The study, published in the New England Journal of Medicine, found that overall colorectal cancer deaths were reduced by 26% and overall new cases were reduced by 21% as a result of screening with sigmoidoscopy.1
In sigmoidoscopy, the lower colon is examined by a thin, flexible, tube-like instrument (the sigmoidoscope) to view the anus, rectum, and sigmoid colon. Not only does this method have fewer side effects than colonoscopy, it also requires less bowel preparation and is less likely to cause bowel perforation. Colonoscopy uses a similarly flexible but longer tube to view the entire colon.

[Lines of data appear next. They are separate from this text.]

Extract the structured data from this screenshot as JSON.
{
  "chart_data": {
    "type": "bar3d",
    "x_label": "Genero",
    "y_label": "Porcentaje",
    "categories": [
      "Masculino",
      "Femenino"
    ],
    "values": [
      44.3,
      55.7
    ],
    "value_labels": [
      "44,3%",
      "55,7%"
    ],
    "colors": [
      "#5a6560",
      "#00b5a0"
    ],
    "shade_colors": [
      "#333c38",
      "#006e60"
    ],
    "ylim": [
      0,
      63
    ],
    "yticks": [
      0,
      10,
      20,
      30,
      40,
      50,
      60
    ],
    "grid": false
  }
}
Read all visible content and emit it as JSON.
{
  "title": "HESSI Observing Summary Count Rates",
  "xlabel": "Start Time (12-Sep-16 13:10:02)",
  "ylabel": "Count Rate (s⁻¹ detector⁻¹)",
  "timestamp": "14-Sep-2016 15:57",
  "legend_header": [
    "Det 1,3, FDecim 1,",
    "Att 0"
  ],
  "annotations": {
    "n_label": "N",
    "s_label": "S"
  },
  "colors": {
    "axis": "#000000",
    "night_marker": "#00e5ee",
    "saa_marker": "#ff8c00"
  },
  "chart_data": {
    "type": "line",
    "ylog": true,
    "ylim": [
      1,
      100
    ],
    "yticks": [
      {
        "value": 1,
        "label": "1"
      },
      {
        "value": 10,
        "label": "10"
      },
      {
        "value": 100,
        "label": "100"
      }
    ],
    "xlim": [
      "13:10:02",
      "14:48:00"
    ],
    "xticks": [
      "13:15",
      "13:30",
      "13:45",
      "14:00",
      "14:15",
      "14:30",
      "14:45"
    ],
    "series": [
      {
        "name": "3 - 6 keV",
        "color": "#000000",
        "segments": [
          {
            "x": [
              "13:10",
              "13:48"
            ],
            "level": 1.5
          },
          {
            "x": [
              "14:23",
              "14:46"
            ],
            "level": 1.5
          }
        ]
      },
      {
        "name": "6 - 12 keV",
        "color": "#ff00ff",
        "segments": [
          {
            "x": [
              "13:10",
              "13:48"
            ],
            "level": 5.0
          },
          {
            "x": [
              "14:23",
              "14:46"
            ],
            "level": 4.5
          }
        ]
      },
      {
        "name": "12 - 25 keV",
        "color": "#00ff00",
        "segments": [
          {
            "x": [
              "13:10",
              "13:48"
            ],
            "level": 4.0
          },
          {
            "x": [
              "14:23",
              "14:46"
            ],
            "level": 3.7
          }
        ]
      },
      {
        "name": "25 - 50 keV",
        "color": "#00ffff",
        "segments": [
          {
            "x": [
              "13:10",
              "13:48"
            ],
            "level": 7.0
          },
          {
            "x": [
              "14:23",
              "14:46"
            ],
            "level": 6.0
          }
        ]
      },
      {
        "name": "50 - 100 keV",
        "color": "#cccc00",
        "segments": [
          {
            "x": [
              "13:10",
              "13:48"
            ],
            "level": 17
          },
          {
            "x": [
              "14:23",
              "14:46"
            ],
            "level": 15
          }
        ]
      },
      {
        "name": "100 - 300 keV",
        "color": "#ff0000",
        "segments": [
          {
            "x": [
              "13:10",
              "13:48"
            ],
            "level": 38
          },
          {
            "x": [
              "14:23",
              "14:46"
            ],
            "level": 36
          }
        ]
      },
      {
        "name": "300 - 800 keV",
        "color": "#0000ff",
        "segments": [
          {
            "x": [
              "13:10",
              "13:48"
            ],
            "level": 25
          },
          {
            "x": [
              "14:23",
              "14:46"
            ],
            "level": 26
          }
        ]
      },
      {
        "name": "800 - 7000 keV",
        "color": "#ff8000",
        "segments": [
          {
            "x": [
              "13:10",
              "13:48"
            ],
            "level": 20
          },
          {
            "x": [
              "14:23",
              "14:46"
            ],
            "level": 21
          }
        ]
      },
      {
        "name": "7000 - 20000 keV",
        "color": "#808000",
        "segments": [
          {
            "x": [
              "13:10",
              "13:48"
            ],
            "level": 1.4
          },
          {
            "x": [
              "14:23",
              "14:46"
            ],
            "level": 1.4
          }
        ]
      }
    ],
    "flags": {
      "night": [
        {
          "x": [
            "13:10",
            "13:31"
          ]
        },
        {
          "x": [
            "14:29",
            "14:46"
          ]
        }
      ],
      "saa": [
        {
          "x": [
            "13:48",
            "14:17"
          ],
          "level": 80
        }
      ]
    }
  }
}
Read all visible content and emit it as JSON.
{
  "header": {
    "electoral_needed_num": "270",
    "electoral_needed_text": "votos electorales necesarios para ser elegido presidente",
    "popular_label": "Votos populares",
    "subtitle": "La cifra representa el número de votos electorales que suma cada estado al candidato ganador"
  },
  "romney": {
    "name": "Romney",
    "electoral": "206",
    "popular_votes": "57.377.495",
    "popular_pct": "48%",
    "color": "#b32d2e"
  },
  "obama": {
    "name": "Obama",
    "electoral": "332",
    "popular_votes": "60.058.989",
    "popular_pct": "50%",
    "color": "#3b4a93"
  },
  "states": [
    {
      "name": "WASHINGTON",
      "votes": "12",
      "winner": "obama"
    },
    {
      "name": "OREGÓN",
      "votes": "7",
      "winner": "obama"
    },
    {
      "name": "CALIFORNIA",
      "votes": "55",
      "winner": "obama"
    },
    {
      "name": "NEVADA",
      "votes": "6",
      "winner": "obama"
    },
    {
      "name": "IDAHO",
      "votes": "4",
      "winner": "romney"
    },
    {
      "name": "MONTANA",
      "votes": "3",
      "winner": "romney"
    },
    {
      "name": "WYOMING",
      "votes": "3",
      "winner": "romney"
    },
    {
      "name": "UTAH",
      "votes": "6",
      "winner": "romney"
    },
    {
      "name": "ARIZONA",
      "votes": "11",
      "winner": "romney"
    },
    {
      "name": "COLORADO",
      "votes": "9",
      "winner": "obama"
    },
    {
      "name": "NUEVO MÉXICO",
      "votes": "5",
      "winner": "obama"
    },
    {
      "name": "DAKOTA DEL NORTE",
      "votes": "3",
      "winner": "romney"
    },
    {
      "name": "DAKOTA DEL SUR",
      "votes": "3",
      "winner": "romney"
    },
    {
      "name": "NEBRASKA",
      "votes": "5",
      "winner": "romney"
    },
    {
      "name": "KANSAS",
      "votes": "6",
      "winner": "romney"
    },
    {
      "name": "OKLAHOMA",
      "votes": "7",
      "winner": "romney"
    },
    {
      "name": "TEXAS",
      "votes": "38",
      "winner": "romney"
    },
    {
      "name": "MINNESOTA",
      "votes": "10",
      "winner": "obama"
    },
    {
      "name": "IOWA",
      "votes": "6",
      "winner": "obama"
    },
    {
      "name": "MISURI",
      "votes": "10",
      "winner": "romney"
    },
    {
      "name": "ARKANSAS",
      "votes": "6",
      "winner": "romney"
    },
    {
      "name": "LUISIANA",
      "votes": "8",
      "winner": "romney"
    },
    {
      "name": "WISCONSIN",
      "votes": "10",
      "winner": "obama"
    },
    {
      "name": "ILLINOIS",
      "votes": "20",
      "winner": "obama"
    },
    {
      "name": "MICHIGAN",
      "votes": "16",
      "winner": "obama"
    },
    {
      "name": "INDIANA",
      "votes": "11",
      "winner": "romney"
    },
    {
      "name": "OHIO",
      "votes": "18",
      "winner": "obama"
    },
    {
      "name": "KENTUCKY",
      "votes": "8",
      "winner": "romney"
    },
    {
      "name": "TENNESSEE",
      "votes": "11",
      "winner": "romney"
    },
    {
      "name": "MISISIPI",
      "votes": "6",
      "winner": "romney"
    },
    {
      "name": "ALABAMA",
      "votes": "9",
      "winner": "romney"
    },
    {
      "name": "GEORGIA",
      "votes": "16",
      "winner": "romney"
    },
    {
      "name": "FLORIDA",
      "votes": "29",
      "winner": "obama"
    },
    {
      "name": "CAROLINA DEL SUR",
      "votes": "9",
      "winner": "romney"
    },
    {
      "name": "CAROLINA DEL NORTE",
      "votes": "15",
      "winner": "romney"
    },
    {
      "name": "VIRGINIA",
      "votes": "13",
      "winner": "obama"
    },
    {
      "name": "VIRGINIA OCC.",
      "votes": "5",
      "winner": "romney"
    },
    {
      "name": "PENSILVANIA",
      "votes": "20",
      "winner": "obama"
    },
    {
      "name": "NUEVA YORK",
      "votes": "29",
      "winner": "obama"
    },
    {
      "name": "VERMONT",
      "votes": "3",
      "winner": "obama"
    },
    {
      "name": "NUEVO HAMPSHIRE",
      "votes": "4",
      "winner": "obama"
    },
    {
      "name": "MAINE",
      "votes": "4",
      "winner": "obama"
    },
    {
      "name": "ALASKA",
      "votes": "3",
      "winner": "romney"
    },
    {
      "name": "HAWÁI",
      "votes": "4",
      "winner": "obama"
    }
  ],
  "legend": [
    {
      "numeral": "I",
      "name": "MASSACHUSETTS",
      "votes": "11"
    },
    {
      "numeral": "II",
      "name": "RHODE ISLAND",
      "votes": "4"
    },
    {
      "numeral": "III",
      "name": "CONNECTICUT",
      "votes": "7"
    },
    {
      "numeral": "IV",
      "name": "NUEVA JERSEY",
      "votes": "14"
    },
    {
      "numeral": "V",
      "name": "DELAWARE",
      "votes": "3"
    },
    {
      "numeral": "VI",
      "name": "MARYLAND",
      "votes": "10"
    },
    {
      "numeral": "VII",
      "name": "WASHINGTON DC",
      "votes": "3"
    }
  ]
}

Both screening methods are more sensitive than fecal occult blood testing for detecting polyps that can lead to colorectal cancer. Precancerous polyps can be removed during either procedure. The main message is that all individuals aged 50 years and older should be screened for the disease, says Christine Berg, MD, chief of the National Cancer Institue's Early Detection Research Group and project officer of the Prostate, Lung, Colorectal, and Ovarian (PLCO) Cancer Screening Trial.
As part of the PLCO trial, a total of 14,900 men and women aged 55 years to 74 years were randomly assigned to receive flexible sigmoidoscopy screening or usual care during the period between 1993 and 2001. In addition to comparing overall colorectal cancer incidence and mortality in the 2 groups, researchers also compared incidence and mortality according to the location of the cancers that developed: either “distal” or “proximal.”
Findings indicated that over the course of 10 years, if 1000 people followed the PLCO protocol of 2 sigmoidoscopy screenings, there would be approximately 3 fewer new cases and 1 less death from colorectal cancer than in a comparable group not being screened. The incidence and mortality of distal colorectal cancer were reduced by 29% and 50%, respectively, in the screening group. Although there was no statistically significant decline in deaths from proximal colorectal cancer, the incidence was reduced by 14% in the screening group.